Community detection is one of the most important and interesting issues in social network analysis. In recent years, simultaneous considering of nodes' attributes and topological structures of social networks in the process of community detection has attracted the attentions of many scholars, and this consideration has been recently used in some community detection methods to increase their efficiencies and to enhance their performances in finding meaningful and relevant communities. But the problem is that most of these methods tend to find non-overlapping communities, while many real-world networks include communities that often overlap to some extent. In order to solve this problem, an evolutionary algorithm called MOBBO-OCD, which is based on multi-objective biogeography-based optimization (BBO), is proposed in this paper to automatically find overlapping communities in a social network with node attributes with synchronously considering the density of connections and the similarity of nodes' attributes in the network. In MOBBO-OCD, an extended locus-based adjacency representation called OLAR is introduced to encode and decode overlapping communities. Based on OLAR, a rank-based migration operator along with a novel two-phase mutation strategy and a new double-point crossover are used in the evolution process of MOBBO-OCD to effectively lead the population into the evolution path. In order to assess the performance of MOBBO-OCD, a new metric called alpha_SAEM is proposed in this paper, which is able to evaluate the goodness of both overlapping and non-overlapping partitions with considering the two aspects of node attributes and linkage structure. Quantitative evaluations reveal that MOBBO-OCD achieves favorable results which are quite superior to the results of 15 relevant community detection algorithms in the literature.

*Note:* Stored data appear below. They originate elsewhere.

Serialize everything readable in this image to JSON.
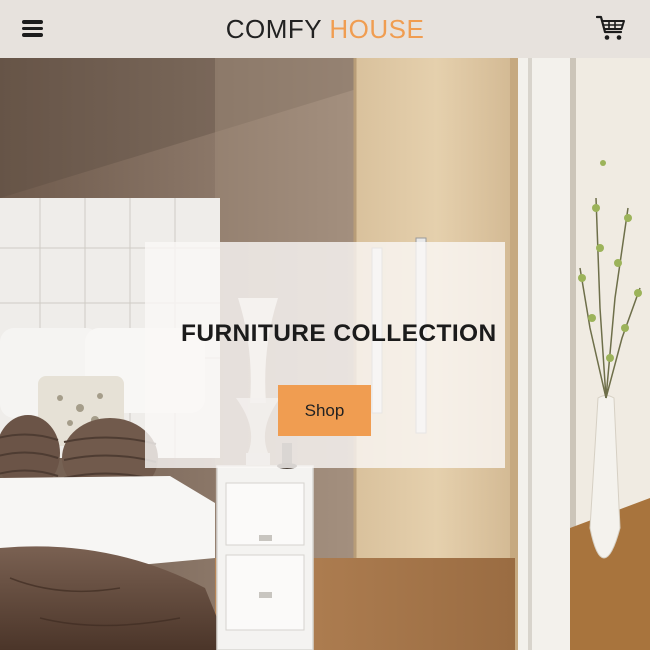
{
  "navbar": {
    "brand_main": "COMFY",
    "brand_accent": "HOUSE",
    "menu_icon": "hamburger-menu-icon",
    "cart_icon": "shopping-cart-icon"
  },
  "hero": {
    "title": "FURNITURE COLLECTION",
    "button_label": "Shop"
  },
  "colors": {
    "accent": "#f09d51",
    "navbar_bg": "#e7e2dd",
    "text": "#222222"
  }
}
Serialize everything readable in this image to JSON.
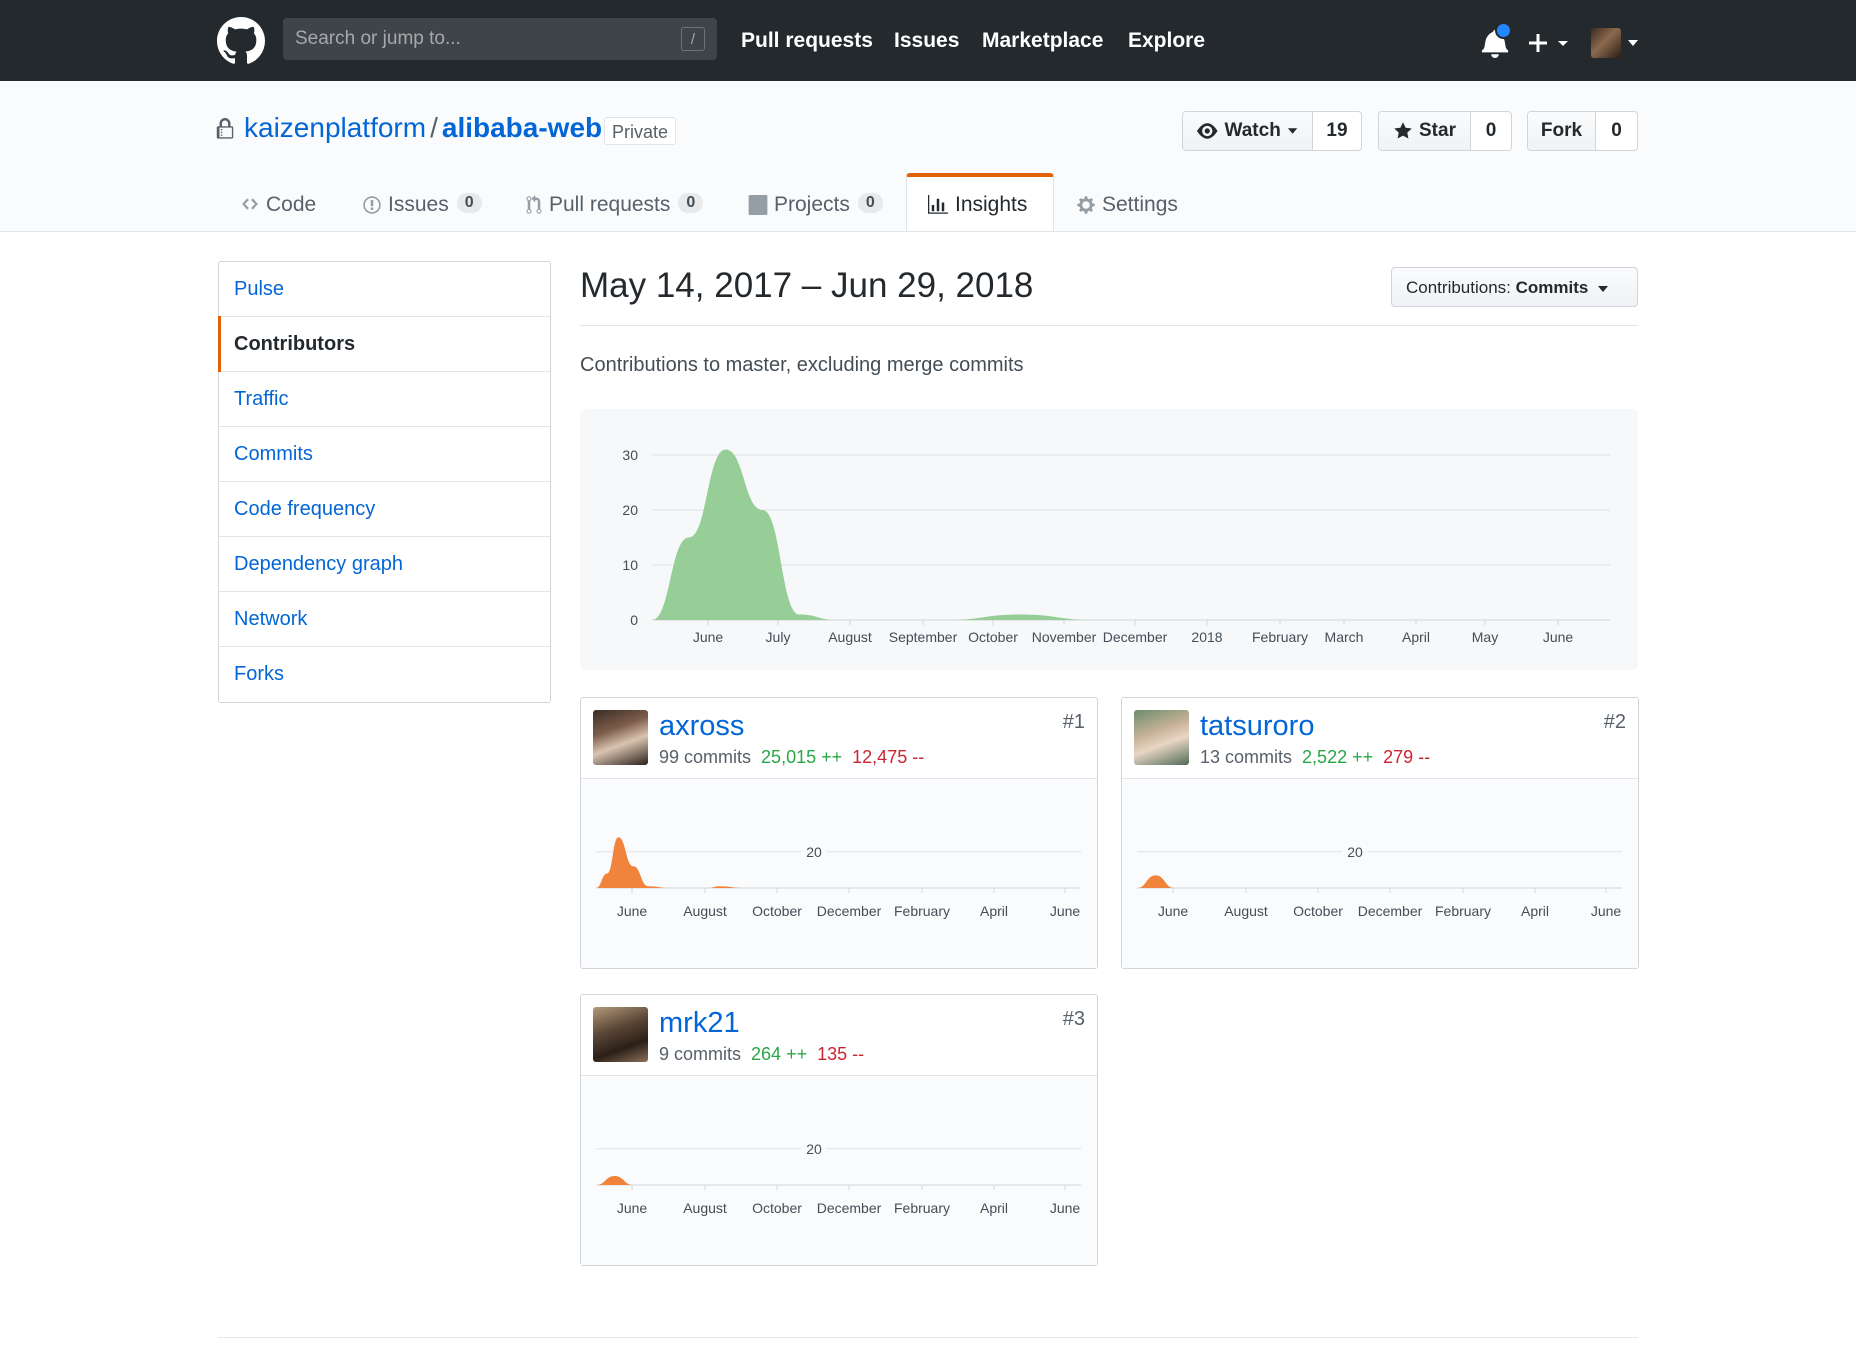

Almost any natural phenomena can be modeled as networks by defining a set of entities and establishing a criterion of the relation between them [32]. A social network can be considered as a well-known example of a network, which is a social structure made up of a set of nodes as the social actors who are connected by one or more specific types of interdependency [3]. Community is a significant substructure in many complex networks [27]. Since social networks are considered as a kind of complex networks, their community structure is one of their distinctive properties, which can reveal their organization and the hidden relation among their components [16]. Identifying meaningful communities of social networks is an interesting field of study which has attracted many researchers in recent years [31]. A community can be defined as a subset of nodes that are densely connected to each other and loosely connected to the nodes in the other communities in the same network [19], like a group of individuals in a social network who are friends with each other. Since it is more likely that the members of a community have common hobbies, social functions, etc., the identified communities can be used in collaborative recommendation, information spreading, knowledge sharing, and other applications that are beneficent for us [47].

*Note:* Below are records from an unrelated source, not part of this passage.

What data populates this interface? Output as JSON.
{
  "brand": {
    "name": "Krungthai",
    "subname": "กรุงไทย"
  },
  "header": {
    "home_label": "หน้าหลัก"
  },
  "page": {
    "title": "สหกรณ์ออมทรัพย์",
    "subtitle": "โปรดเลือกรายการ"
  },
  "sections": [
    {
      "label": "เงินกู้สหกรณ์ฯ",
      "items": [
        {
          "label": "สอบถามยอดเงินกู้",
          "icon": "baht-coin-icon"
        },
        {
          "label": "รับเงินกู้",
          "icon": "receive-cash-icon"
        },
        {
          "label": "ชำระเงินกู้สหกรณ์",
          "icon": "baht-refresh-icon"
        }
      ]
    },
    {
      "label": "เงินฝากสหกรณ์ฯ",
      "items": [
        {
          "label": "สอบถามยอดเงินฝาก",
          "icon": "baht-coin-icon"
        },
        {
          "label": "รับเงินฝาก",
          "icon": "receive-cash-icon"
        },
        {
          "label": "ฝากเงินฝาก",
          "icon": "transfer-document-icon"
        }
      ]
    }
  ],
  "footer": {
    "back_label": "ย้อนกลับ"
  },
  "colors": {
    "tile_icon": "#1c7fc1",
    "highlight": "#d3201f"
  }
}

Community detection, also known as graph clustering, is one of long-standing popular research topics [13]. Most of the researches in the field of community detection focused on designing a variety of methods for non-overlapping (disjoint or separated) community detection, in which every node just belongs to exactly one community [46]. However, many real-world networks include communities that often overlap to some extent. It means that some nodes of these networks may belong to more than one community because they may have different roles in the network [46]. For example, we can consider an individual in a social network that might be a member of a karate community and a cinema community, simultaneously.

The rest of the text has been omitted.